We have a RabbitMQ cluster that was set up by someone that is no longer present, and I do not know enough about it to fix what is wrong. Only way I knew it was down was because of a programmatic error alert for upstart services that use the queues.
This is all I know so far:
On the proxied server (Nginx 1.10.3, Ubuntu 16.04):
In /etc/nginx/nginx.conf, I have:
stream {
# debug|info|notice|warn|error|crit|alert|emerg
error_log /var/log/nginx/stream_error.log info;
server {
listen 192.168.70.11:5672 so_keepalive=on;
proxy_pass rabbitmq_backend;
}
upstream rabbitmq_backend {
server services-01:5672;
#server services-00:5672; <--- Commented this out
}
}
On the server that is running the upstart services in one of the logs for example, /var/log/upstart/<service-name>.log:
2021-08-21 05:33:10NOT_FOUND - home node 'rabbit@rabbit-services-00' of durable queue 'cert_collect_info' in vhost 'certificate' is down or inaccessible
2021-08-21 05:33:11NOT_FOUND - home node 'rabbit@rabbit-services-00' of durable queue 'cert_collect_info' in vhost 'certificate' is down or inaccessible
2021-08-21 05:33:11NOT_FOUND - home node 'rabbit@rabbit-services-00' of durable queue 'cert_collect_info' in vhost 'certificate' is down or inaccessible
2021-08-21 05:33:11NOT_FOUND - home node 'rabbit@rabbit-services-00' of durable queue 'cert_collect_info' in vhost 'certificate' is down or inaccessible
2021-08-21 05:34:12NOT_FOUND - home node 'rabbit@rabbit-services-00' of durable queue 'cert_collect_info' in vhost 'certificate' is down or inaccessible
2021-08-21 05:34:12NOT_FOUND - home node 'rabbit@rabbit-services-00' of durable queue 'cert_collect_info' in vhost 'certificate' is down or inaccessible
2021-08-21 05:34:13NOT_FOUND - home node 'rabbit@rabbit-services-00' of durable queue 'cert_collect_info' in vhost 'certificate' is down or inaccessible
2021-08-21 05:34:13NOT_FOUND - home node 'rabbit@rabbit-services-00' of durable queue 'cert_collect_info' in vhost 'certificate' is down or inaccessible
2021-08-21 05:34:13NOT_FOUND - home node 'rabbit@rabbit-services-00' of durable queue 'cert_collect_info' in vhost 'certificate' is down or inaccessible
2021-08-21 05:34:13NOT_FOUND - home node 'rabbit@rabbit-services-00' of durable queue 'cert_collect_info' in vhost 'certificate' is down or inaccessible
On the RabbitMQ dashboard, I see this:
At the top of the dashboard, I see:
The two cluster nodes are in docker containers on two separate servers (services-00 and services-01). On the node that is reporting the problem, inside the container, I found the command rabbitmqctl cluster_status. It gives me:
root@rabbit-services-00:/# rabbitmqctl cluster_status
Cluster status of node 'rabbit@rabbit-services-00' ...

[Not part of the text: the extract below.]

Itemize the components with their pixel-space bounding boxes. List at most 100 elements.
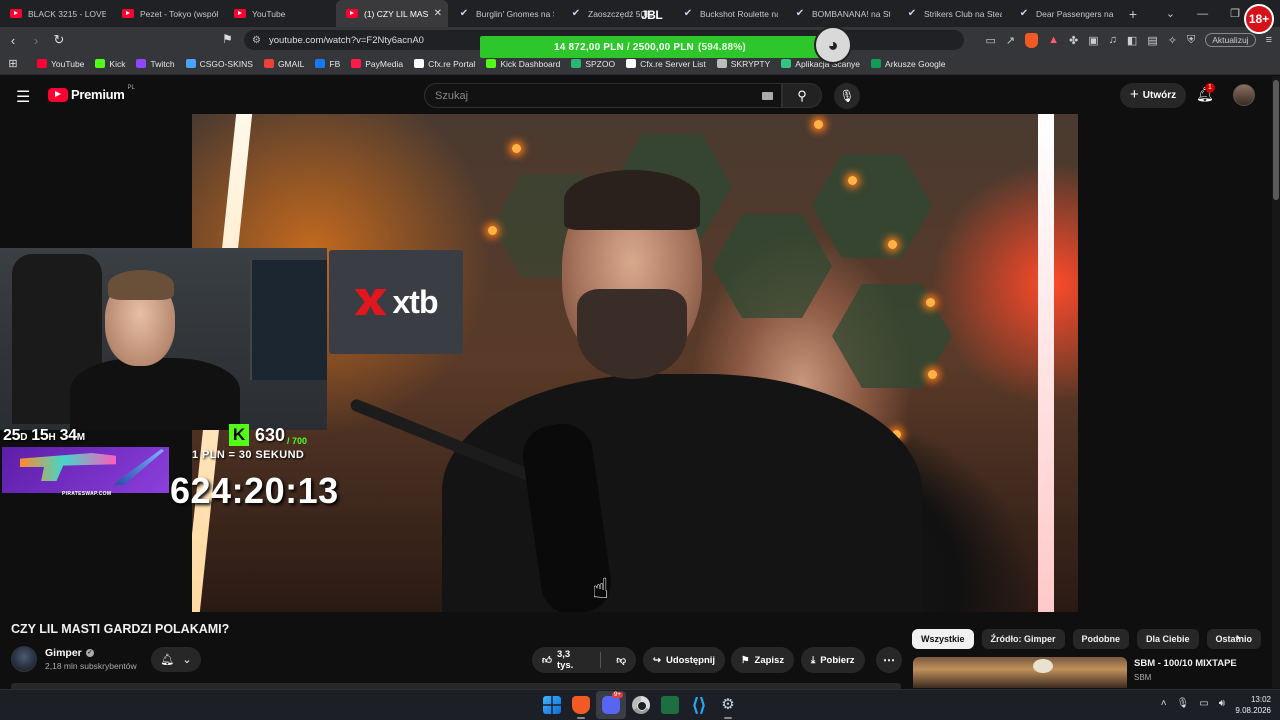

[{nodes,[{disc,['rabbit@rabbit-services-00','rabbit@rabbit-services-01']}]},
{running_nodes,['rabbit@rabbit-services-00']},
{cluster_name,<<"rabbit@rabbit-services-01">>},
{partitions,[{'rabbit@rabbit-services-00',['rabbit@rabbit-services-01']}]},
{alarms,[{'rabbit@rabbit-services-00',[]}]}]

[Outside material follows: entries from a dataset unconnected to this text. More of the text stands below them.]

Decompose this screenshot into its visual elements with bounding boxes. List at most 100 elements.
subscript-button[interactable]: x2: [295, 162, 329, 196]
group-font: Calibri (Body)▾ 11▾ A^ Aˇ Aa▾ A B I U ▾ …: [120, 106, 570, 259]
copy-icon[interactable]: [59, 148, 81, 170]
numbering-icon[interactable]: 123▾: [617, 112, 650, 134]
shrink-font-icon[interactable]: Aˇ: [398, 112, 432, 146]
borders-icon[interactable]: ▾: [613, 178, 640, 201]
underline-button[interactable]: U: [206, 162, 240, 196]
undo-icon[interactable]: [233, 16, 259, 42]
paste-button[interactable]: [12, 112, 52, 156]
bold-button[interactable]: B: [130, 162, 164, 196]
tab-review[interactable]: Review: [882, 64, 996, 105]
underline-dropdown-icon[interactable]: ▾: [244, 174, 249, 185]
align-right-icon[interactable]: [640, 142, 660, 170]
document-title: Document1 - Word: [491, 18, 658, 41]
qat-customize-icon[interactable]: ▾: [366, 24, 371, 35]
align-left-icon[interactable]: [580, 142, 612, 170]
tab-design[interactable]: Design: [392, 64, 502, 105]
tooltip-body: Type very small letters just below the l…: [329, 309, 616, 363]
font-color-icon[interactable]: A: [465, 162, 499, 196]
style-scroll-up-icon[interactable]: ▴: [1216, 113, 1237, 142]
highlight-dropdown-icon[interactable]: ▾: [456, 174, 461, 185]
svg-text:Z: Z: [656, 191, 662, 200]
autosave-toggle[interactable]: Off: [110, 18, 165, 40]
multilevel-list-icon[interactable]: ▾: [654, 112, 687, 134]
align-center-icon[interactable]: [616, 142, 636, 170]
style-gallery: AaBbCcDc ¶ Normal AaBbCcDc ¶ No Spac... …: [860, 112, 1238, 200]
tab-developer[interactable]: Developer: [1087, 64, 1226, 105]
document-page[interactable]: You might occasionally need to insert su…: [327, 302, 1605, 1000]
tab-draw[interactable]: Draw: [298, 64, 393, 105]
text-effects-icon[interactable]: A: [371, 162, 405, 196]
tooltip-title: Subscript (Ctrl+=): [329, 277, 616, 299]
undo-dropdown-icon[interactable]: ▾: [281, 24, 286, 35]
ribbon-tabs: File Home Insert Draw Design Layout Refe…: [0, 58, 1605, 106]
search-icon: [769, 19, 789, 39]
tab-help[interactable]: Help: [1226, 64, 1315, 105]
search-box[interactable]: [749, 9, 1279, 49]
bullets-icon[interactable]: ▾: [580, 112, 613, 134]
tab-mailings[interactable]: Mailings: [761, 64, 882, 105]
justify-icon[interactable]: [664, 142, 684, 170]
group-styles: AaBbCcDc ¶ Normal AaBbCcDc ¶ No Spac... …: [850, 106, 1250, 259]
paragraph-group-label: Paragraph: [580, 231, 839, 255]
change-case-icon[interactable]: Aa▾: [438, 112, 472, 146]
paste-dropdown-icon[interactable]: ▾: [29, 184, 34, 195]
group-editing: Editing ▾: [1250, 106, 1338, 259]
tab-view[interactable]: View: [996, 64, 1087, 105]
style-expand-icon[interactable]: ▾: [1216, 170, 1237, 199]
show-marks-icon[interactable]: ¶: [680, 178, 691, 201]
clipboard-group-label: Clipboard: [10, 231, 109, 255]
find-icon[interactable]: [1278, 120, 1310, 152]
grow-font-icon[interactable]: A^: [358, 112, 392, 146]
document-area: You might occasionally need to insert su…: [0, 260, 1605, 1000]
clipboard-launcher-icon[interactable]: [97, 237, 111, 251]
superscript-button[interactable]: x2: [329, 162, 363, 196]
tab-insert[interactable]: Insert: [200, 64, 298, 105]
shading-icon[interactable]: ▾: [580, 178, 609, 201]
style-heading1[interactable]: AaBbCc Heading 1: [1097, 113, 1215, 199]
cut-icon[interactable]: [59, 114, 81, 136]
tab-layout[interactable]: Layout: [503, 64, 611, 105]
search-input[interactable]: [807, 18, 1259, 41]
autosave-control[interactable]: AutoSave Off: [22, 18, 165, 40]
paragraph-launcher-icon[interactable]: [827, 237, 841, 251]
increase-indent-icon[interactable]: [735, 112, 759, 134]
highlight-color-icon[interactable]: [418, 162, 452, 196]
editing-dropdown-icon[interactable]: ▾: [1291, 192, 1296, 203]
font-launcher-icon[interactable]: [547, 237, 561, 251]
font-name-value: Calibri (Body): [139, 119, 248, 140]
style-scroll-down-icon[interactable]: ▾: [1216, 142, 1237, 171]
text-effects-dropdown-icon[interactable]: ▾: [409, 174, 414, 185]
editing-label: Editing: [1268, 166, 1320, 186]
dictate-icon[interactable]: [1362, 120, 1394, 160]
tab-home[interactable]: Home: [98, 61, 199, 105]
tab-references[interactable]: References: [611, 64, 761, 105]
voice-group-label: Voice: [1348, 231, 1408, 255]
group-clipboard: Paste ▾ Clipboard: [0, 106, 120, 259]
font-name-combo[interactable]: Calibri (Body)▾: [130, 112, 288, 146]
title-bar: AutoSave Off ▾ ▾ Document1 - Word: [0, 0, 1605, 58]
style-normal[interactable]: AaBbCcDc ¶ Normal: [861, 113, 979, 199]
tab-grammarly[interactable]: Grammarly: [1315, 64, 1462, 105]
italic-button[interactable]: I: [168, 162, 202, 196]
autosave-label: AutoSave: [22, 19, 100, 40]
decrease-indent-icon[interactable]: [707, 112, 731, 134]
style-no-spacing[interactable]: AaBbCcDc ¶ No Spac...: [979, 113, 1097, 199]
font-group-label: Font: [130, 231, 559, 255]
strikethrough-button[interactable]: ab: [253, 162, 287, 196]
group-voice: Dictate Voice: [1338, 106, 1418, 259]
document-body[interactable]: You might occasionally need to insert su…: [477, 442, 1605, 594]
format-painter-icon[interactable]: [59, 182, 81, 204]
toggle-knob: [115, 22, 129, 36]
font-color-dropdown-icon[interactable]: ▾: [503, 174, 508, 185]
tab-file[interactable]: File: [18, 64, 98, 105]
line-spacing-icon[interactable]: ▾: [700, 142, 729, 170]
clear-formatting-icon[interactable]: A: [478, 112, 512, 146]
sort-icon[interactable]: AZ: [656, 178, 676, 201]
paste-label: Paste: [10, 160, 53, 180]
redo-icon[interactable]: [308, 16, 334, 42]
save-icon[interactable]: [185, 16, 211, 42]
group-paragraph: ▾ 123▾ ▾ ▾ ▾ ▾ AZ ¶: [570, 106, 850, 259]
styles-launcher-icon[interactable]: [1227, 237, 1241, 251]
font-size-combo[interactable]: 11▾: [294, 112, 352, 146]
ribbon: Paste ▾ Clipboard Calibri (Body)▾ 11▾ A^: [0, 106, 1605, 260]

But I am unsure of how to interpret it, at least in the short time I have to try and get this running. Any assistance would be greatly appreciated. I've been trying to work on this since 1am, and I've run out of options. I figured commenting out the problem node in the Nginx config would've helped, but it has not. The upstart services keep repeatedly dying when I restart.


I traced this to a switch blip (Thank you Nagios). I did the following from within the container:
docker exec rabbit-services-00 rabbitmqctl stop_appdocker exec rabbit-services-00 rabbitmqctl start_appThen I rechecked the queues, and they started working again. It appears it was just a short network outage.